26.9.22

«Dal mare e dalla natura selvaggia arrivano le mie creature magiche» La storia di Enrico Mereu, scultore e unico abitante dell’Asinara

da la nuova sardegna del 25\9\2022

 In quella che a tutti può sembrare una pietra insignificante, lui ci vede del preziosissimo materiale per scolpire le sue creature, a volte fantastiche, a volte ispirate alla natura. E da quei detriti di legno che il mare quotidianamente gli deposita sulla spiaggia sotto casa, lui riesce a realizzare opere stupefacenti.
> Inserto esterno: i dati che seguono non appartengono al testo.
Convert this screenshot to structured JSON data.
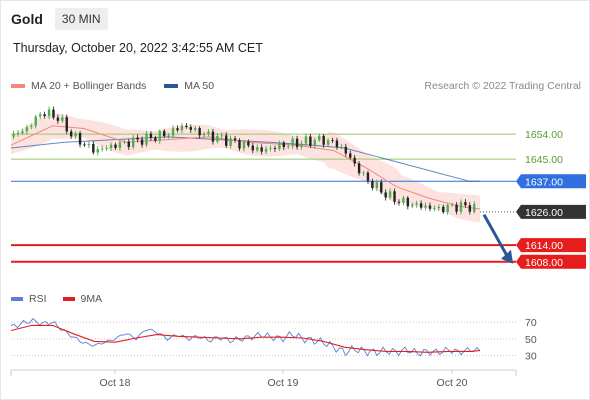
{
  "header": {
    "symbol": "Gold",
    "timeframe": "30 MIN"
  },
  "datetime": "Thursday, October 20, 2022 3:42:55 AM CET",
  "legend": [
    {
      "label": "MA 20 + Bollinger Bands",
      "color": "#f4877e"
    },
    {
      "label": "MA 50",
      "color": "#2b5797"
    }
  ],
  "credit": "Research © 2022 Trading Central",
  "rsi_legend": [
    {
      "label": "RSI",
      "color": "#5b7fd6"
    },
    {
      "label": "9MA",
      "color": "#e02020"
    }
  ],
  "chart_data": [
    {
      "type": "line",
      "subtype": "candlestick",
      "x_ticks": [
        "Oct 18",
        "Oct 19",
        "Oct 20"
      ],
      "ylim": [
        1600,
        1667
      ],
      "levels": [
        {
          "label": "1654.00",
          "value": 1654.0,
          "style": "resistance",
          "color": "#9bc56b"
        },
        {
          "label": "1645.00",
          "value": 1645.0,
          "style": "resistance",
          "color": "#9bc56b"
        },
        {
          "label": "1637.00",
          "value": 1637.0,
          "style": "pivot",
          "color": "#2f6fe0"
        },
        {
          "label": "1626.00",
          "value": 1626.0,
          "style": "last",
          "color": "#333333"
        },
        {
          "label": "1614.00",
          "value": 1614.0,
          "style": "support",
          "color": "#e51d1d"
        },
        {
          "label": "1608.00",
          "value": 1608.0,
          "style": "support",
          "color": "#e51d1d"
        }
      ],
      "price_path": [
        [
          0,
          1653
        ],
        [
          3,
          1656
        ],
        [
          6,
          1662
        ],
        [
          9,
          1660
        ],
        [
          12,
          1653
        ],
        [
          16,
          1648
        ],
        [
          20,
          1650
        ],
        [
          25,
          1652
        ],
        [
          30,
          1654
        ],
        [
          33,
          1657
        ],
        [
          37,
          1654
        ],
        [
          41,
          1652
        ],
        [
          45,
          1650
        ],
        [
          48,
          1648
        ],
        [
          52,
          1650
        ],
        [
          56,
          1651
        ],
        [
          59,
          1652
        ],
        [
          62,
          1651
        ],
        [
          64,
          1648
        ],
        [
          66,
          1643
        ],
        [
          68,
          1638
        ],
        [
          70,
          1635
        ],
        [
          73,
          1631
        ],
        [
          76,
          1629
        ],
        [
          79,
          1628
        ],
        [
          82,
          1627
        ],
        [
          85,
          1628
        ],
        [
          88,
          1628
        ],
        [
          90,
          1626
        ]
      ],
      "ma20": [
        [
          0,
          1650
        ],
        [
          8,
          1657
        ],
        [
          14,
          1656
        ],
        [
          22,
          1651
        ],
        [
          30,
          1652
        ],
        [
          38,
          1653
        ],
        [
          46,
          1651
        ],
        [
          55,
          1650
        ],
        [
          62,
          1648
        ],
        [
          68,
          1642
        ],
        [
          74,
          1635
        ],
        [
          80,
          1631
        ],
        [
          86,
          1628
        ],
        [
          90,
          1627
        ]
      ],
      "ma50": [
        [
          0,
          1649
        ],
        [
          10,
          1651
        ],
        [
          20,
          1652
        ],
        [
          30,
          1653
        ],
        [
          40,
          1652
        ],
        [
          50,
          1651
        ],
        [
          58,
          1650
        ],
        [
          64,
          1649
        ],
        [
          70,
          1646
        ],
        [
          76,
          1643
        ],
        [
          82,
          1640
        ],
        [
          88,
          1637
        ],
        [
          90,
          1637
        ]
      ],
      "direction": "down"
    },
    {
      "type": "line",
      "name": "RSI",
      "yticks": [
        70,
        50,
        30
      ],
      "ylim": [
        20,
        82
      ],
      "rsi": [
        [
          0,
          64
        ],
        [
          2,
          68
        ],
        [
          4,
          72
        ],
        [
          6,
          68
        ],
        [
          8,
          70
        ],
        [
          10,
          60
        ],
        [
          12,
          52
        ],
        [
          14,
          45
        ],
        [
          16,
          42
        ],
        [
          18,
          46
        ],
        [
          20,
          50
        ],
        [
          22,
          57
        ],
        [
          24,
          50
        ],
        [
          26,
          62
        ],
        [
          28,
          58
        ],
        [
          30,
          50
        ],
        [
          32,
          55
        ],
        [
          34,
          50
        ],
        [
          36,
          53
        ],
        [
          38,
          48
        ],
        [
          40,
          52
        ],
        [
          42,
          48
        ],
        [
          44,
          50
        ],
        [
          46,
          52
        ],
        [
          48,
          55
        ],
        [
          50,
          52
        ],
        [
          52,
          50
        ],
        [
          54,
          56
        ],
        [
          56,
          50
        ],
        [
          58,
          48
        ],
        [
          60,
          46
        ],
        [
          62,
          40
        ],
        [
          64,
          34
        ],
        [
          66,
          38
        ],
        [
          68,
          35
        ],
        [
          70,
          34
        ],
        [
          72,
          36
        ],
        [
          74,
          34
        ],
        [
          76,
          37
        ],
        [
          78,
          33
        ],
        [
          80,
          35
        ],
        [
          82,
          34
        ],
        [
          84,
          37
        ],
        [
          86,
          34
        ],
        [
          88,
          37
        ],
        [
          90,
          36
        ]
      ],
      "ma9": [
        [
          0,
          60
        ],
        [
          4,
          66
        ],
        [
          8,
          66
        ],
        [
          12,
          56
        ],
        [
          16,
          47
        ],
        [
          20,
          46
        ],
        [
          24,
          51
        ],
        [
          28,
          55
        ],
        [
          32,
          53
        ],
        [
          36,
          52
        ],
        [
          40,
          51
        ],
        [
          44,
          50
        ],
        [
          48,
          52
        ],
        [
          52,
          52
        ],
        [
          56,
          51
        ],
        [
          60,
          47
        ],
        [
          64,
          40
        ],
        [
          68,
          37
        ],
        [
          72,
          35
        ],
        [
          76,
          35
        ],
        [
          80,
          34
        ],
        [
          84,
          35
        ],
        [
          88,
          35
        ],
        [
          90,
          36
        ]
      ]
    }
  ]
}
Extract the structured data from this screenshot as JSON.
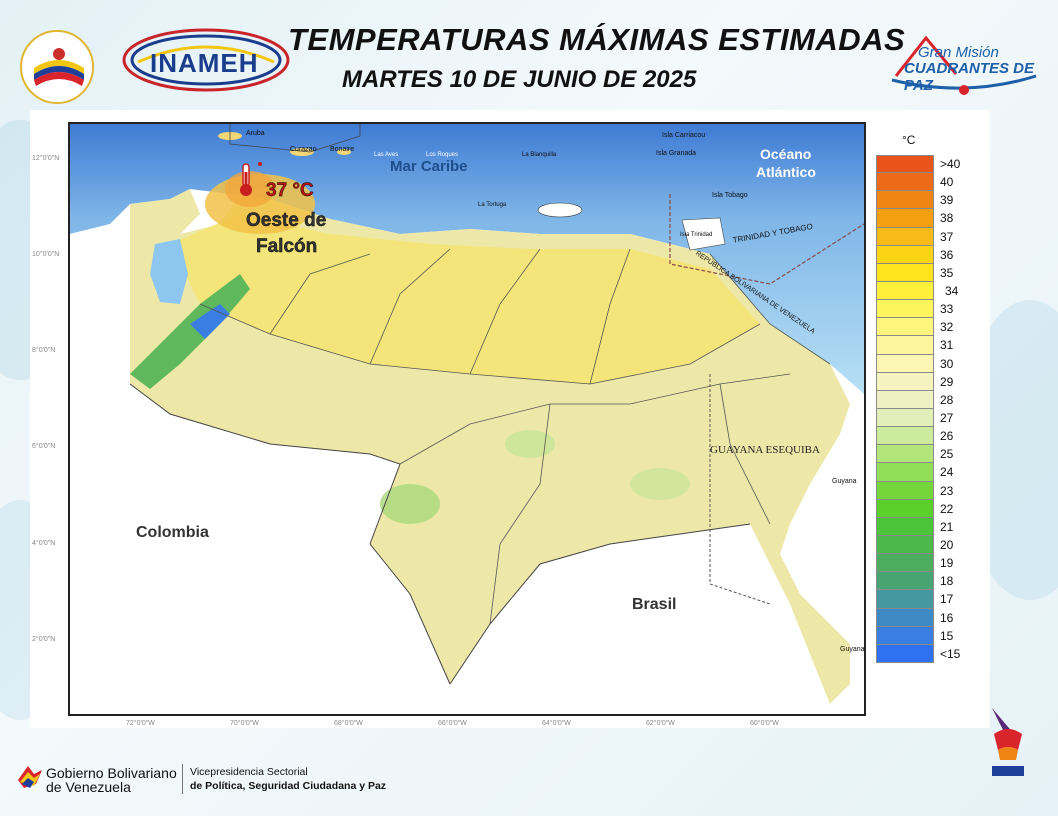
{
  "header": {
    "title": "TEMPERATURAS MÁXIMAS ESTIMADAS",
    "date": "MARTES 10 DE JUNIO DE 2025",
    "logo_left": "INAMEH",
    "logo_right_line1": "Gran Misión",
    "logo_right_line2": "CUADRANTES DE PAZ"
  },
  "map": {
    "lat_labels": [
      "12°0'0\"N",
      "10°0'0\"N",
      "8°0'0\"N",
      "6°0'0\"N",
      "4°0'0\"N",
      "2°0'0\"N"
    ],
    "lon_labels": [
      "72°0'0\"W",
      "70°0'0\"W",
      "68°0'0\"W",
      "66°0'0\"W",
      "64°0'0\"W",
      "62°0'0\"W",
      "60°0'0\"W"
    ],
    "seas": {
      "caribbean": "Mar Caribe",
      "atlantic_l1": "Océano",
      "atlantic_l2": "Atlántico"
    },
    "countries": {
      "colombia": "Colombia",
      "brasil": "Brasil",
      "guayana": "GUAYANA ESEQUIBA",
      "trinidad": "TRINIDAD Y TOBAGO",
      "maritime": "REPÚBLICA BOLIVARIANA DE VENEZUELA"
    },
    "islands": {
      "aruba": "Aruba",
      "curazao": "Curazao",
      "bonaire": "Bonaire",
      "los_roques": "Los Roques",
      "las_aves": "Las Aves",
      "la_blanquilla": "La Blanquilla",
      "la_tortuga": "La Tortuga",
      "carriacou": "Isla Carriacou",
      "granada": "Isla Granada",
      "tobago": "Isla Tobago",
      "trinidad": "Isla Trinidad",
      "guyana_north": "Guyana",
      "guyana_south": "Guyana"
    },
    "highlight": {
      "value": "37 °C",
      "line1": "Oeste de",
      "line2": "Falcón"
    }
  },
  "legend": {
    "unit": "°C",
    "items": [
      {
        "label": ">40",
        "color": "#e8541c"
      },
      {
        "label": "40",
        "color": "#ec6a18"
      },
      {
        "label": "39",
        "color": "#f08414"
      },
      {
        "label": "38",
        "color": "#f5a010"
      },
      {
        "label": "37",
        "color": "#f8ba18"
      },
      {
        "label": "36",
        "color": "#fcd414"
      },
      {
        "label": "35",
        "color": "#fee41c"
      },
      {
        "label": "34",
        "color": "#fef03a"
      },
      {
        "label": "33",
        "color": "#fef45c"
      },
      {
        "label": "32",
        "color": "#fef57e"
      },
      {
        "label": "31",
        "color": "#fdf69c"
      },
      {
        "label": "30",
        "color": "#fbf6b4"
      },
      {
        "label": "29",
        "color": "#f5f3c0"
      },
      {
        "label": "28",
        "color": "#eef1c4"
      },
      {
        "label": "27",
        "color": "#e2efb8"
      },
      {
        "label": "26",
        "color": "#cdeb9c"
      },
      {
        "label": "25",
        "color": "#b2e57a"
      },
      {
        "label": "24",
        "color": "#93de58"
      },
      {
        "label": "23",
        "color": "#74d63a"
      },
      {
        "label": "22",
        "color": "#5cd02a"
      },
      {
        "label": "21",
        "color": "#4cc43a"
      },
      {
        "label": "20",
        "color": "#4cb84c"
      },
      {
        "label": "19",
        "color": "#4cad5e"
      },
      {
        "label": "18",
        "color": "#48a472"
      },
      {
        "label": "17",
        "color": "#4598a0"
      },
      {
        "label": "16",
        "color": "#3e8ac6"
      },
      {
        "label": "15",
        "color": "#3a7ee2"
      },
      {
        "label": "<15",
        "color": "#2e72f2"
      }
    ]
  },
  "footer": {
    "gob_line1": "Gobierno Bolivariano",
    "gob_line2": "de Venezuela",
    "vice_line1": "Vicepresidencia Sectorial",
    "vice_line2": "de Política, Seguridad Ciudadana y Paz"
  }
}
Così come fa plasmando con mazzetta e scalpello una gigantesca radice di olivastro recuperata per caso in campagna. Per esempio “L’esaltazione del creato”, capolavoro realizzato appositamente per il Giubileo del Duemila, dal quale prendono corpo, oltre a San Francesco, ben trentacinque animali: dal lupo ai cinghiali, dal serpente ai colombi. Sculture capaci di impressionare molti critici d’arte, ma che non hanno mai cambiato la personalità umile e gentile del loro autore, Enrico Mereu, 63 anni, ormai  noto come “Lo scultore dell’Asinara”, visto che da tempo è l’unico abitante dell’isola. Un paradiso che non ha più lasciato dal gennaio del 1980, quando vi si trasferì, a dirla tutta senza troppo entusiasmo, per fare l’agente di polizia penitenziaria. «Fu mio padre, quando ero pronto a partire per la leva militare, a convincermi a fare quel mestiere – racconta Mereu –, in fondo nella nostra numerosa famiglia uno stipendio fisso contava moltissimo. Ma pur avendo svolto il mio lavoro con estremo zelo, non mi sono mai appassionato, anzi. Poi, certo, all’Asinara mi è capitato anche di conoscere persone eccezionali come Falcone e Borselllino, che negli anni Ottanta passarono alcuni mesi sull’isola per istruire il maxiprocesso contro la mafia.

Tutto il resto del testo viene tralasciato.